You are what you eat

Hunter Houtzer | Contributing Writer

Hypothetically, let’s say you eat Cook-Out every Saturday afternoon. It’s cheap and, hey, you went to the gym today (or last week sometime). No one will ever know about the cheeseburger with fries.  That is unless Dr. Laurie Reitsema gets a sample of your bones.

“Send your baby tooth to my lab and I could tell you exactly what foods you ate as a child,” Reitsema said.

The Emerging Scholars Lecture Series, held by the Anthropology Department, invited Reitsema to campus to share her research in the field of bioarchaelogical stable isotopes. She explained how this allows scientists to infer the cultural lives of past civilizations, by first letting scientists view what those people ate.

“Diet is central to anthropological studies because what is eaten by societies reaches beyond basic survival and crosses into daily social norms,” Reitsema said.

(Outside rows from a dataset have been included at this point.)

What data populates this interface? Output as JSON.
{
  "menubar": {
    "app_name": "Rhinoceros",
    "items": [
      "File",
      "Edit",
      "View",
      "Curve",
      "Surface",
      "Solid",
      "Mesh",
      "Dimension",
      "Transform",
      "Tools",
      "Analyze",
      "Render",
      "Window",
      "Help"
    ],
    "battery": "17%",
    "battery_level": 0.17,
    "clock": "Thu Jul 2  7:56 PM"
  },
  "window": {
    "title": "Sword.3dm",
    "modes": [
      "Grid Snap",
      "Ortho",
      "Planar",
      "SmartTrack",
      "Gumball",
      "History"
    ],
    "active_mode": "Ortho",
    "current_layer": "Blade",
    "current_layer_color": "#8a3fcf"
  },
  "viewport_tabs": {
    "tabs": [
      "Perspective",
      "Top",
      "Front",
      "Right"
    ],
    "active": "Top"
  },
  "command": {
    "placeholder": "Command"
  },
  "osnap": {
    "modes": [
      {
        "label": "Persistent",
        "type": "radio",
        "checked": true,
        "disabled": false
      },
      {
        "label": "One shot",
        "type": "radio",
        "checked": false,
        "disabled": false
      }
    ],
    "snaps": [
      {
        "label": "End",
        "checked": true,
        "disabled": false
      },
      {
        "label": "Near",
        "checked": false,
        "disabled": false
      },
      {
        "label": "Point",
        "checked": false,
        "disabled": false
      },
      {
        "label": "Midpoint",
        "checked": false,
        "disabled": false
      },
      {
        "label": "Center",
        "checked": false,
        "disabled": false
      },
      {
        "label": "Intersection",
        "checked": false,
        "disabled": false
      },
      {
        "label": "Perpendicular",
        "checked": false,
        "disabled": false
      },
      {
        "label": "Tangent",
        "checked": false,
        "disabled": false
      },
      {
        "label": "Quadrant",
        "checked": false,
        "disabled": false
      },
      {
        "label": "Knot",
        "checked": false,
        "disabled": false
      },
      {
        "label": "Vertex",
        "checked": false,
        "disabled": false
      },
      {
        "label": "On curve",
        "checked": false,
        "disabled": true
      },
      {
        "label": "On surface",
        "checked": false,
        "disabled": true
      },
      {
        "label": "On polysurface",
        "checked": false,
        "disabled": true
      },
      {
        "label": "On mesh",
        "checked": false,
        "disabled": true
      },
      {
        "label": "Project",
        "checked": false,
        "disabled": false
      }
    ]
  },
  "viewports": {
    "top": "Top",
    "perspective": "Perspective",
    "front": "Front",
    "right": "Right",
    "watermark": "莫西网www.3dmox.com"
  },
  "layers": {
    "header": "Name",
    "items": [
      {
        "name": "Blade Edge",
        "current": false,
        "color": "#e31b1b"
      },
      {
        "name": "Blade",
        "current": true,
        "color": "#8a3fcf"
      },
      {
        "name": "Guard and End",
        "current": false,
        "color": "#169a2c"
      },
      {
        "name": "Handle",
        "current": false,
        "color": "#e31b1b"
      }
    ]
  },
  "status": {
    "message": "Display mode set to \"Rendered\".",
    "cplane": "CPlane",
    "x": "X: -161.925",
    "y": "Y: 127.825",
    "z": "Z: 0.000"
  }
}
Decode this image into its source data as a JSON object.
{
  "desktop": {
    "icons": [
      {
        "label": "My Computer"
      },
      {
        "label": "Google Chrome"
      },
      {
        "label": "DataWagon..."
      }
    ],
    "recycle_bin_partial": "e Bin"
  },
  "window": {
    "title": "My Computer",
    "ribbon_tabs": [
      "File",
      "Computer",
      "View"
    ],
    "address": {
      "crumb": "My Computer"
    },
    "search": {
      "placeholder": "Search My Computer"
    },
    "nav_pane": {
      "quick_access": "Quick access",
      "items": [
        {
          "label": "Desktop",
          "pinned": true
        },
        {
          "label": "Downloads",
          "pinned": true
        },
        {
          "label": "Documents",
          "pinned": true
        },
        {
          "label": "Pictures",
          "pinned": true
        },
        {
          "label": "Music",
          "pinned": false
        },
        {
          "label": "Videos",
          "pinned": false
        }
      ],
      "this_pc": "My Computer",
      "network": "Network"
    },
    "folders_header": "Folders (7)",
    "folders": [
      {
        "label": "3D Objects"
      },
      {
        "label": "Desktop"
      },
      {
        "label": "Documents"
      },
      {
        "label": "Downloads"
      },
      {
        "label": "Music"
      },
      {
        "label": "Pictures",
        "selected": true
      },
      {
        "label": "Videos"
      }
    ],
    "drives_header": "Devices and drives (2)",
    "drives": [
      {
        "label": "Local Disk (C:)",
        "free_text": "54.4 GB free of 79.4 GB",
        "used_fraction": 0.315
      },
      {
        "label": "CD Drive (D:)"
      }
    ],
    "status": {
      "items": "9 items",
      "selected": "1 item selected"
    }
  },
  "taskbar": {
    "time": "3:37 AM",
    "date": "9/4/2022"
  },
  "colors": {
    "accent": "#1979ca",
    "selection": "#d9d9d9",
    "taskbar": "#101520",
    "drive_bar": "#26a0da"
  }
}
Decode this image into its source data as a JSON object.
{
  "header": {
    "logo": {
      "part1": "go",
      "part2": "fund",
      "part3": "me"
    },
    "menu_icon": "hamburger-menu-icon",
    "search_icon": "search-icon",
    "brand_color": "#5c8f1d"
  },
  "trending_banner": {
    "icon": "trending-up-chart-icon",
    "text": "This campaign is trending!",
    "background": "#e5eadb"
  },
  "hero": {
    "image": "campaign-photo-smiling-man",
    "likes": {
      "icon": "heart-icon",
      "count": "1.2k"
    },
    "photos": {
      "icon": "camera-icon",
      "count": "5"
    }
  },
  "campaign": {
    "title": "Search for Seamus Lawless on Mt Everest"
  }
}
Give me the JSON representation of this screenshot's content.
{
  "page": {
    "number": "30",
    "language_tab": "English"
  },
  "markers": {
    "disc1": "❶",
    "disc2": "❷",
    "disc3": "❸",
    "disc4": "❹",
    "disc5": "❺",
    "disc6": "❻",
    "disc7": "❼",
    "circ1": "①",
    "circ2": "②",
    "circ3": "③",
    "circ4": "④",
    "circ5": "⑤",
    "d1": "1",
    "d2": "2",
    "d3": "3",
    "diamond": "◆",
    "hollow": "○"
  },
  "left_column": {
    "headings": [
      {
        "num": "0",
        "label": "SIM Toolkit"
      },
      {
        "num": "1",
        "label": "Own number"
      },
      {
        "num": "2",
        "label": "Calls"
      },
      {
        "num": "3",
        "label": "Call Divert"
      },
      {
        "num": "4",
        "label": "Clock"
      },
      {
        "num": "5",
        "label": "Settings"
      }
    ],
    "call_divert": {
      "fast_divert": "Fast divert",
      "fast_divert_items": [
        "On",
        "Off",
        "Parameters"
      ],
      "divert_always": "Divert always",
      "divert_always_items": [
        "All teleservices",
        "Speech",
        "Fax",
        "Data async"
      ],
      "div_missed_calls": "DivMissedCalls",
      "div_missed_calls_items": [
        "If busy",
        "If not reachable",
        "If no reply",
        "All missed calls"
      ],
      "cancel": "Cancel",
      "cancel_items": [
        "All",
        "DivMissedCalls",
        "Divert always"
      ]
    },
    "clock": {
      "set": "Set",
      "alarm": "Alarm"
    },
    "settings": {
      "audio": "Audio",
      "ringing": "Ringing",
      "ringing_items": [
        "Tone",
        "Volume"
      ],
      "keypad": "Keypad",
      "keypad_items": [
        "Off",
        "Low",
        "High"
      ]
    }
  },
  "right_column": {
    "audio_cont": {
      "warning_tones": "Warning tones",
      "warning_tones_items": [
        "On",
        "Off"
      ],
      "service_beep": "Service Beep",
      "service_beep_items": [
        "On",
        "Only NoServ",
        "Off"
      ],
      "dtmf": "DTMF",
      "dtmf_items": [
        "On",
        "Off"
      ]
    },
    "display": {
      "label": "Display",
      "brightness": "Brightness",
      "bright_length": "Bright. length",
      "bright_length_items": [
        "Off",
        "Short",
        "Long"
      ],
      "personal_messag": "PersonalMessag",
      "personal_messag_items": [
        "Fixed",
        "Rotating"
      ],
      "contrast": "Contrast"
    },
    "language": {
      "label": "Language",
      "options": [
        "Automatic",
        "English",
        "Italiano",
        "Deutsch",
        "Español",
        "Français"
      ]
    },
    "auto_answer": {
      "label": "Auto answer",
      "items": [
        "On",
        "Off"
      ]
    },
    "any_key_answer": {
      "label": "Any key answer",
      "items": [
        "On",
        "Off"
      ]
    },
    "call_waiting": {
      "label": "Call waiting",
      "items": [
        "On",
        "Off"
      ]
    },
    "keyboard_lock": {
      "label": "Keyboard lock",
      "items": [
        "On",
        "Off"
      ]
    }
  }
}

Every food source has stable isotopes. A stable isotope is a variant of a specific chemical element. They differ from normal isotopes because they do not break down over time. This process begins with plants, which receive the stable isotopes from photosynthesis. The stable isotopes are transferred when an animal consumes a plant and passes the stable isotopes along the food chain. The higher up a creature is on the food chain, the more stable isotopes its body holds. Humans have the most.

The particular isotopes found in different plants and animals can also be deciphered depending on the stable isotope’s neutron count. So from those hypothetical Cook-Out burgers, a future scientist could tell that you consumed both plants and livestock on a regular basis.

“It’s a young field of study, so there’s so much potential,” Reitsema said. “We can’t always say if the food was a raspberry or strawberries, but we know clear differences like if it was a tree leaf or grassland plant.”

Reitsema is using these advanced bioarchaelogical methods in her research in Poland and Italy, where she is studying medieval gravesites.

Poland is an excellent place to study, Reitsema explained, because Poland went through rapid economic, sociopolitical and religious changes suddenly-versus most of Europe, which changed gradually. This means that Polish skeletons contain unique stable isotopes that give insight into how those quick changes affected the lives of people living through them. For instance, men consumed mostly animal products and women consumed mostly plant products.

Stable isotopes also allow scientists to raise cultural questions. The Polish community of that time did not consume any fish. This is particularly strange considering that the skeletons are from a period of heavily enforced Christianity. Scientists are now questioning why the lack of fish occurred, pondering possibilities that range from whether there was a fish famine or if fish was considered a lowly food source.

Italian medieval graves are also posing questions. Wealthy men’s skeletons are very healthy while poor men’s skeletons are not. Women from all backgrounds, however, have healthy bones, Reitsema found. This speaks to some sort of buffering system medieval Italian society implemented to protect their women, which scientists are now trying to decipher. 

So whether you’re eating Cook-Out Stable every Saturday afternoon, or something a little more ancient, stable isotopes are proving that you truly are what you eat.